The health of amateur racing is more than an interesting data point. It’s also crucial to the success of professional sports-car racing. The dirty little secret of the endurance classics at Le Mans, Daytona, and Sebring is that, while a handful of factory teams occupy the pointy end of the grid, the fields are filled by gentlemen drivers—the favored euphemism for “rich amateurs”—who pay most of the freight. The rest of the heavy lifting in sports cars is done by the OEMs, which see sports-car racing as a way to display their wares and burnish the brand. Why do you think Aston Martin, Chevrolet, Ferrari, Ford, and Porsche were at Le Mans this year? Not so much for the glory as for the marketing.
As noted in our May 2017 motorsport issue, we’re living in a golden age of sports-car racing. Never have there been so many cars from so many different manufacturers with so many opportunities to race them. In North America, Pirelli World Challenge and IMSA’s two series—the WeatherTech SportsCar Championship and Continental Tire SportsCar Challenge—are riding a wave, thanks to record participation by professional teams with factory backing and nonfactory teams funded by gentlemen drivers. Nobody’s going to confuse these series with NASCAR. But as IMSA president Scott Atherton says: “I wouldn’t trade our position in the motorsport landscape with anybody.”
Increased participation doesn’t mean everyone will get equal say. Nonwing, 1000-hp single-seaters with H-pattern shifters, no driver aids, and rear tires the width of Wyoming would be pretty exciting. When I mention this to Todt in Brooklyn, he makes a face suggesting that I may be the dumbest person he’s ever met during a lifetime of meeting dumb people. And he may be right.
But the days of top-down motorsport are numbered. No one is going to watch a particular form of racing just because somebody insists it’s good for them. During the next decade, we’ll likely see more growth in unconventional forms of motorsport supported by fan bases that develop organically. The pie will be sliced into ever-smaller pieces as promoters double down on the niche-ification of the sport.
Maybe we should stop thinking of things like drifting or rallycross as gateway drugs or the next big thing and start thinking of them as destinations. The idea used to be that fans, like drivers, would work their way up the pyramid, starting with races at their local track and eventually getting to Daytona or Indy or wherever. Those 800-pound gorillas aren’t going anywhere, but they’re no longer alone.

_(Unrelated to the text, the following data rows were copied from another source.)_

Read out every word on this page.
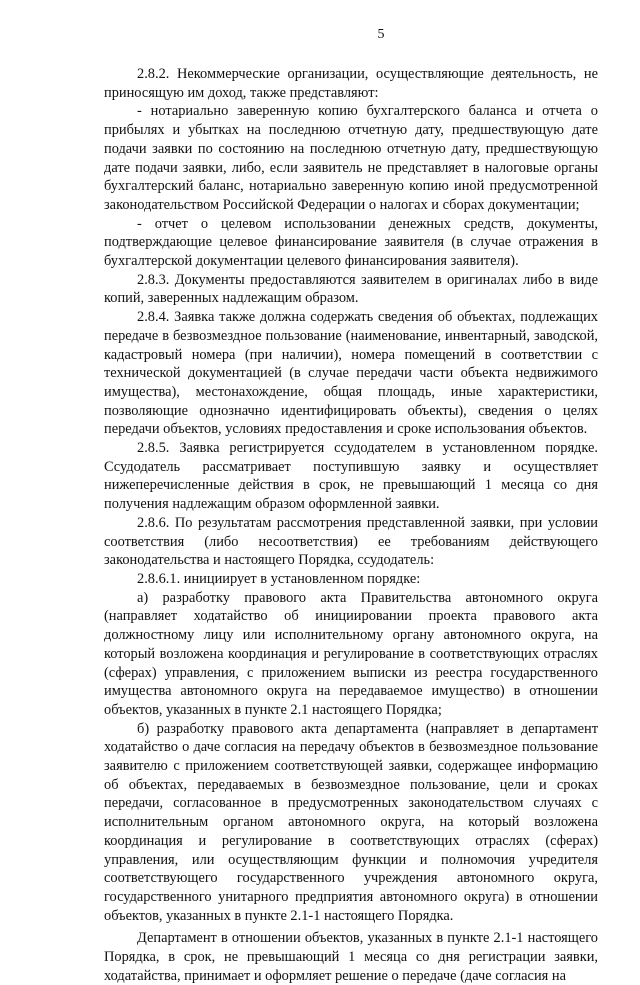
5

2.8.2. Некоммерческие организации, осуществляющие деятельность, не приносящую им доход, также представляют:

- нотариально заверенную копию бухгалтерского баланса и отчета о прибылях и убытках на последнюю отчетную дату, предшествующую дате подачи заявки по состоянию на последнюю отчетную дату, предшествующую дате подачи заявки, либо, если заявитель не представляет в налоговые органы бухгалтерский баланс, нотариально заверенную копию иной предусмотренной законодательством Российской Федерации о налогах и сборах документации;

- отчет о целевом использовании денежных средств, документы, подтверждающие целевое финансирование заявителя (в случае отражения в бухгалтерской документации целевого финансирования заявителя).

2.8.3. Документы предоставляются заявителем в оригиналах либо в виде копий, заверенных надлежащим образом.

2.8.4. Заявка также должна содержать сведения об объектах, подлежащих передаче в безвозмездное пользование (наименование, инвентарный, заводской, кадастровый номера (при наличии), номера помещений в соответствии с технической документацией (в случае передачи части объекта недвижимого имущества), местонахождение, общая площадь, иные характеристики, позволяющие однозначно идентифицировать объекты), сведения о целях передачи объектов, условиях предоставления и сроке использования объектов.

2.8.5. Заявка регистрируется ссудодателем в установленном порядке. Ссудодатель рассматривает поступившую заявку и осуществляет нижеперечисленные действия в срок, не превышающий 1 месяца со дня получения надлежащим образом оформленной заявки.

2.8.6. По результатам рассмотрения представленной заявки, при условии соответствия (либо несоответствия) ее требованиям действующего законодательства и настоящего Порядка, ссудодатель:

2.8.6.1. инициирует в установленном порядке:

а) разработку правового акта Правительства автономного округа (направляет ходатайство об инициировании проекта правового акта должностному лицу или исполнительному органу автономного округа, на который возложена координация и регулирование в соответствующих отраслях (сферах) управления, с приложением выписки из реестра государственного имущества автономного округа на передаваемое имущество) в отношении объектов, указанных в пункте 2.1 настоящего Порядка;

б) разработку правового акта департамента (направляет в департамент ходатайство о даче согласия на передачу объектов в безвозмездное пользование заявителю с приложением соответствующей заявки, содержащее информацию об объектах, передаваемых в безвозмездное пользование, цели и сроках передачи, согласованное в предусмотренных законодательством случаях с исполнительным органом автономного округа, на который возложена координация и регулирование в соответствующих отраслях (сферах) управления, или осуществляющим функции и полномочия учредителя соответствующего государственного учреждения автономного округа, государственного унитарного предприятия автономного округа) в отношении объектов, указанных в пункте 2.1-1 настоящего Порядка.

Департамент в отношении объектов, указанных в пункте 2.1-1 настоящего Порядка, в срок, не превышающий 1 месяца со дня регистрации заявки, ходатайства, принимает и оформляет решение о передаче (даче согласия на
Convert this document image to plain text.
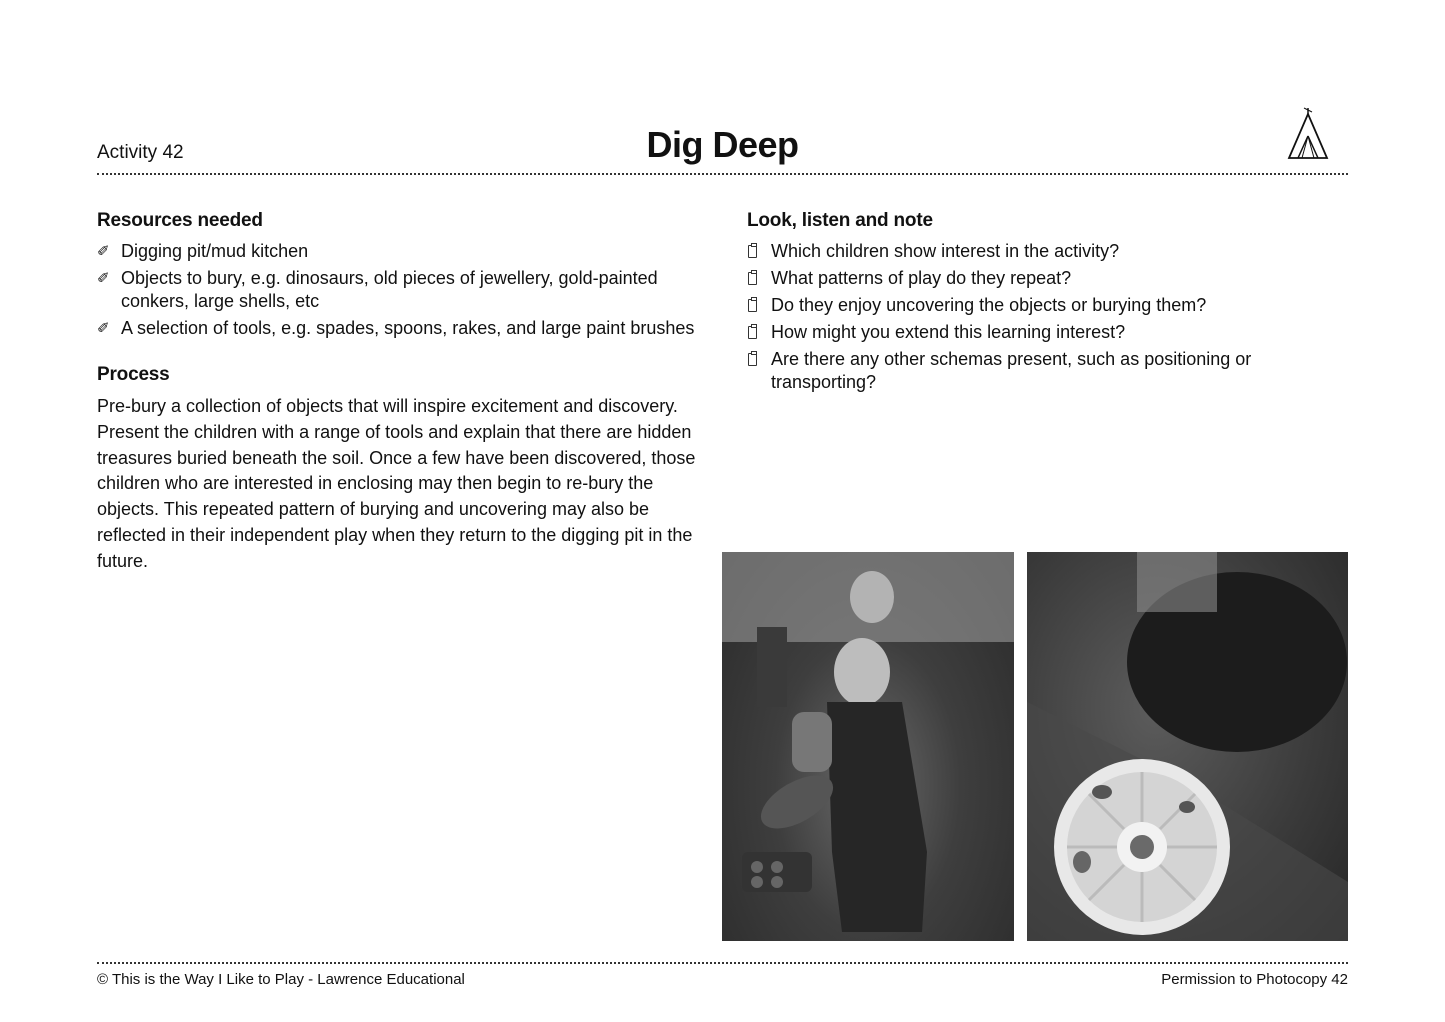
Activity 42	Dig Deep
Resources needed
✐ Digging pit/mud kitchen
✐ Objects to bury, e.g. dinosaurs, old pieces of jewellery, gold-painted conkers, large shells, etc
✐ A selection of tools, e.g. spades, spoons, rakes, and large paint brushes
Process

Pre-bury a collection of objects that will inspire excitement and discovery. Present the children with a range of tools and explain that there are hidden treasures buried beneath the soil. Once a few have been discovered, those children who are interested in enclosing may then begin to re-bury the objects. This repeated pattern of burying and uncovering may also be reflected in their independent play when they return to the digging pit in the future.

Look, listen and note
Which children show interest in the activity?
What patterns of play do they repeat?
Do they enjoy uncovering the objects or burying them?
How might you extend this learning interest?
Are there any other schemas present, such as positioning or transporting?
© This is the Way I Like to Play - Lawrence Educational	Permission to Photocopy 42
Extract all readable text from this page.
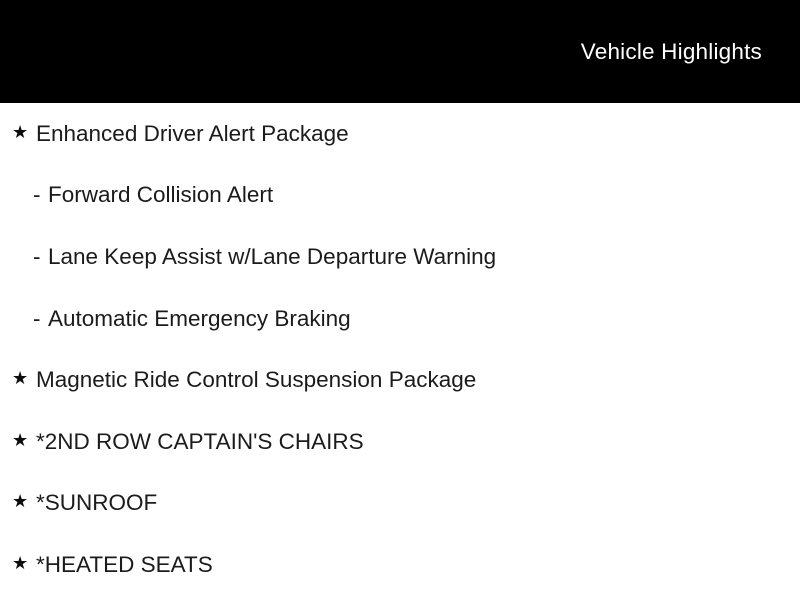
Vehicle Highlights
★ Enhanced Driver Alert Package
- Forward Collision Alert
- Lane Keep Assist w/Lane Departure Warning
- Automatic Emergency Braking
★ Magnetic Ride Control Suspension Package
★ *2ND ROW CAPTAIN'S CHAIRS
★ *SUNROOF
★ *HEATED SEATS
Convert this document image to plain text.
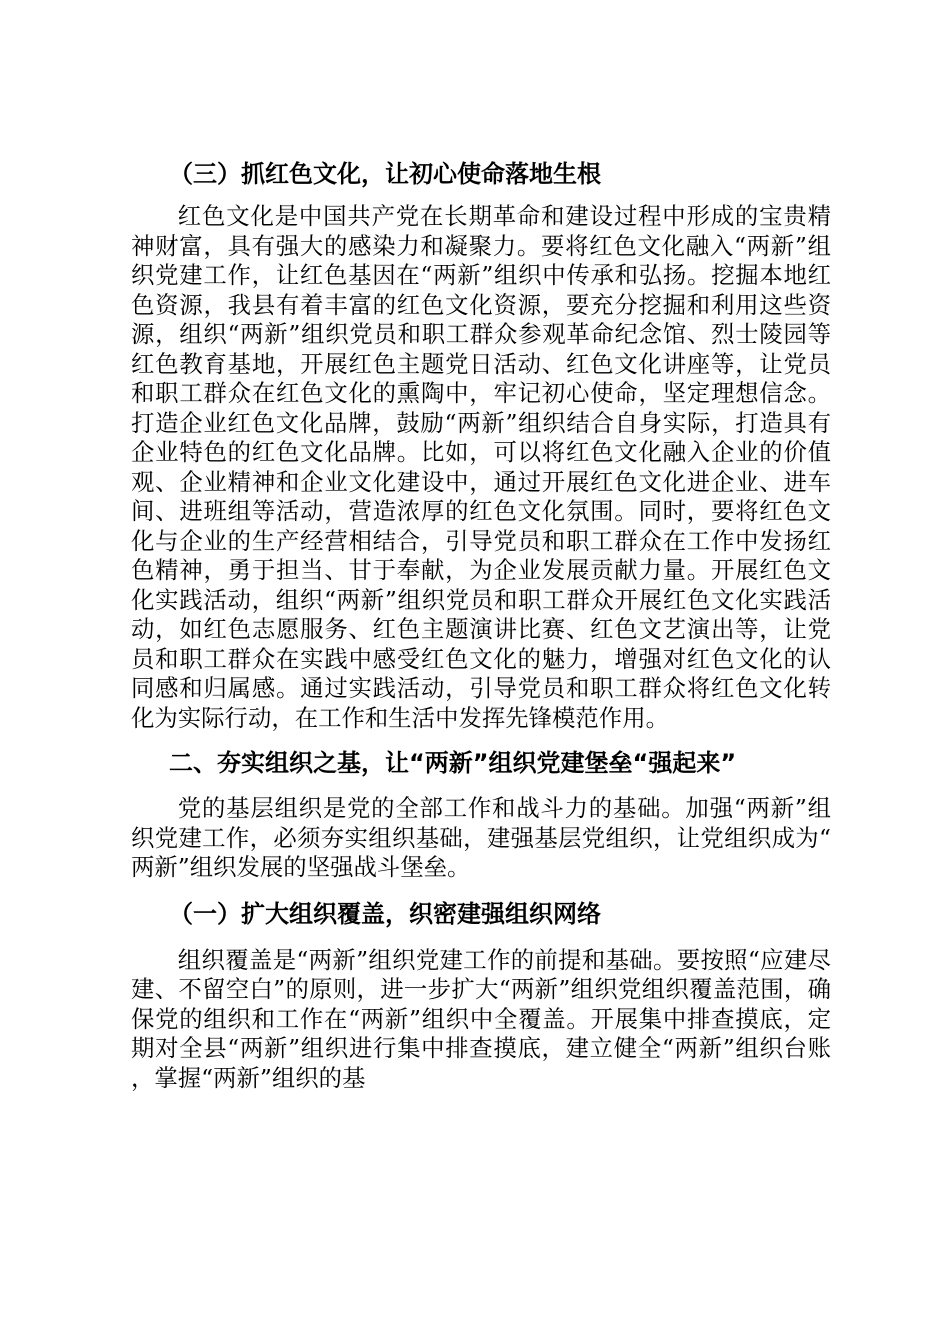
（三）抓红色文化，让初心使命落地生根

红色文化是中国共产党在长期革命和建设过程中形成的宝贵精神财富，具有强大的感染力和凝聚力。要将红色文化融入“两新”组织党建工作，让红色基因在“两新”组织中传承和弘扬。挖掘本地红色资源，我县有着丰富的红色文化资源，要充分挖掘和利用这些资源，组织“两新”组织党员和职工群众参观革命纪念馆、烈士陵园等红色教育基地，开展红色主题党日活动、红色文化讲座等，让党员和职工群众在红色文化的熏陶中，牢记初心使命，坚定理想信念。打造企业红色文化品牌，鼓励“两新”组织结合自身实际，打造具有企业特色的红色文化品牌。比如，可以将红色文化融入企业的价值观、企业精神和企业文化建设中，通过开展红色文化进企业、进车间、进班组等活动，营造浓厚的红色文化氛围。同时，要将红色文化与企业的生产经营相结合，引导党员和职工群众在工作中发扬红色精神，勇于担当、甘于奉献，为企业发展贡献力量。开展红色文化实践活动，组织“两新”组织党员和职工群众开展红色文化实践活动，如红色志愿服务、红色主题演讲比赛、红色文艺演出等，让党员和职工群众在实践中感受红色文化的魅力，增强对红色文化的认同感和归属感。通过实践活动，引导党员和职工群众将红色文化转化为实际行动，在工作和生活中发挥先锋模范作用。

二、夯实组织之基，让“两新”组织党建堡垒“强起来”

党的基层组织是党的全部工作和战斗力的基础。加强“两新”组织党建工作，必须夯实组织基础，建强基层党组织，让党组织成为“两新”组织发展的坚强战斗堡垒。

（一）扩大组织覆盖，织密建强组织网络

组织覆盖是“两新”组织党建工作的前提和基础。要按照“应建尽建、不留空白”的原则，进一步扩大“两新”组织党组织覆盖范围，确保党的组织和工作在“两新”组织中全覆盖。开展集中排查摸底，定期对全县“两新”组织进行集中排查摸底，建立健全“两新”组织台账，掌握“两新”组织的基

Almost everybody I spoke with offered a variation on this theme: Times are tough, but we’re doing okay. They may be whistling past the graveyard. Or maybe they’re right. A media revolution is coming, and the way racing—and all sports entertainment—is captured and consumed is bound to change in ways we can’t imagine. But the desire to see who’s faster is an atavistic impulse that dates back thousands of years. If manufacturers are still involved, they’re going to want to race cars similar to the ones they sell. And the tracks, far from becoming irrelevant, are now providing a refuge for people who care about driving. In other words, the future of racing may include more of the same, but it will also offer more, period. And that ought to be good for everybody.